More

    Putin’s commandos kill their wounded soldiers – Ukraine claims

    Russian army commanders are allegedly slaughtering their own wounded soldiers instead of retrieving them from the battlefield for treatment, Russian soldiers have reportedly said.

    According to Ukranian intelligence, captured Russian soldiers accused a lieutenant-colonel of personally shooting dead multiple troops as they lay injured instead of taking them alive to be treated in Russia.


    The revelation comes as investigations in the horror town of Bucha revealed 650 civilians were shot rather than hit by shelling in what Ukrain police say proves they were executed by Russian thugs.


    Young Russian army intelligence troops captured by the Ukrainians are shown speaking in a new video clip made by Ukrainian journalist Volodymyr Zolkin who has chronicled Russian captives.

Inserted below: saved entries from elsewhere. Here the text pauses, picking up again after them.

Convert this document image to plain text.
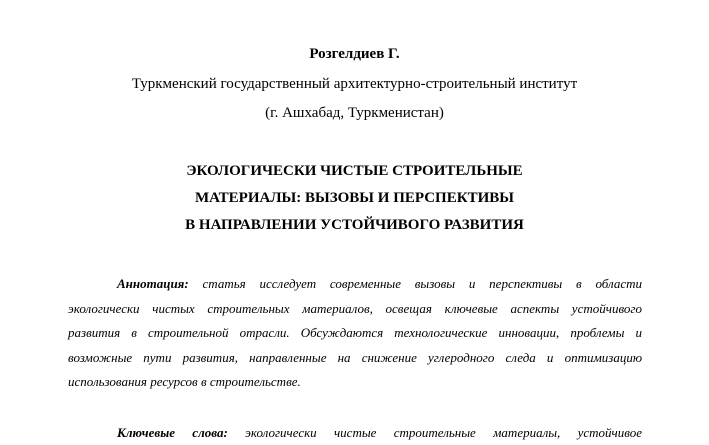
Розгелдиев Г.
Туркменский государственный архитектурно-строительный институт
(г. Ашхабад, Туркменистан)
ЭКОЛОГИЧЕСКИ ЧИСТЫЕ СТРОИТЕЛЬНЫЕ
МАТЕРИАЛЫ: ВЫЗОВЫ И ПЕРСПЕКТИВЫ
В НАПРАВЛЕНИИ УСТОЙЧИВОГО РАЗВИТИЯ
Аннотация: статья исследует современные вызовы и перспективы в области
экологически чистых строительных материалов, освещая ключевые аспекты устойчивого
развития в строительной отрасли. Обсуждаются технологические инновации, проблемы и
возможные пути развития, направленные на снижение углеродного следа и оптимизацию
использования ресурсов в строительстве.
Ключевые слова: экологически чистые строительные материалы, устойчивое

    One soldier in the video told how commanders had ‘finished off their wounded’.


    Asked by Zolkin what he meant, the captured Russian said: ‘Just like that…a wounded soldier is lying on the ground, and a battalion’s commander shoots him dead from a gun.’


    He explained: ‘It was a young man, he was wounded.

    ‘He was on the ground. He was asked if he could walk, so he was shot dead with a gun.’


    A second soldier said on the video: ‘The most important thing – this wasn’t a single case. The Lieutenant-Colonel was walking around….’


    A third soldier then says: ‘He shot four or five like this.’


    The second soldier says: ‘They were all young men.’


    The third added: ‘They could have been rescued, given help, taken out of there. He simply shot them dead.’

    Meanwhile, Russia appears to have started moving nuclear-capable missiles to Finland’s border just a day after the country announced it will bid to join NATO.


    Video posted on Russian social media today, May 16 shows trucks carrying Iskander ballistic missiles – which can be tipped with nuclear warheads through the country, reportedly on a highway to Vyborg, on the Finnish border.


    ‘As soon as the president of Finland said they were joining NATO, a whole division of Iskanders, seven of them… is moving towards Vyborg,’ the video’s narrator says. 


    It comes a day after Finland and Sweden announced formal plans to apply for membership of NATO. Russia’s foreign ministry warned today the move is a ‘grave mistake’ and will have ‘far-reaching consequences’.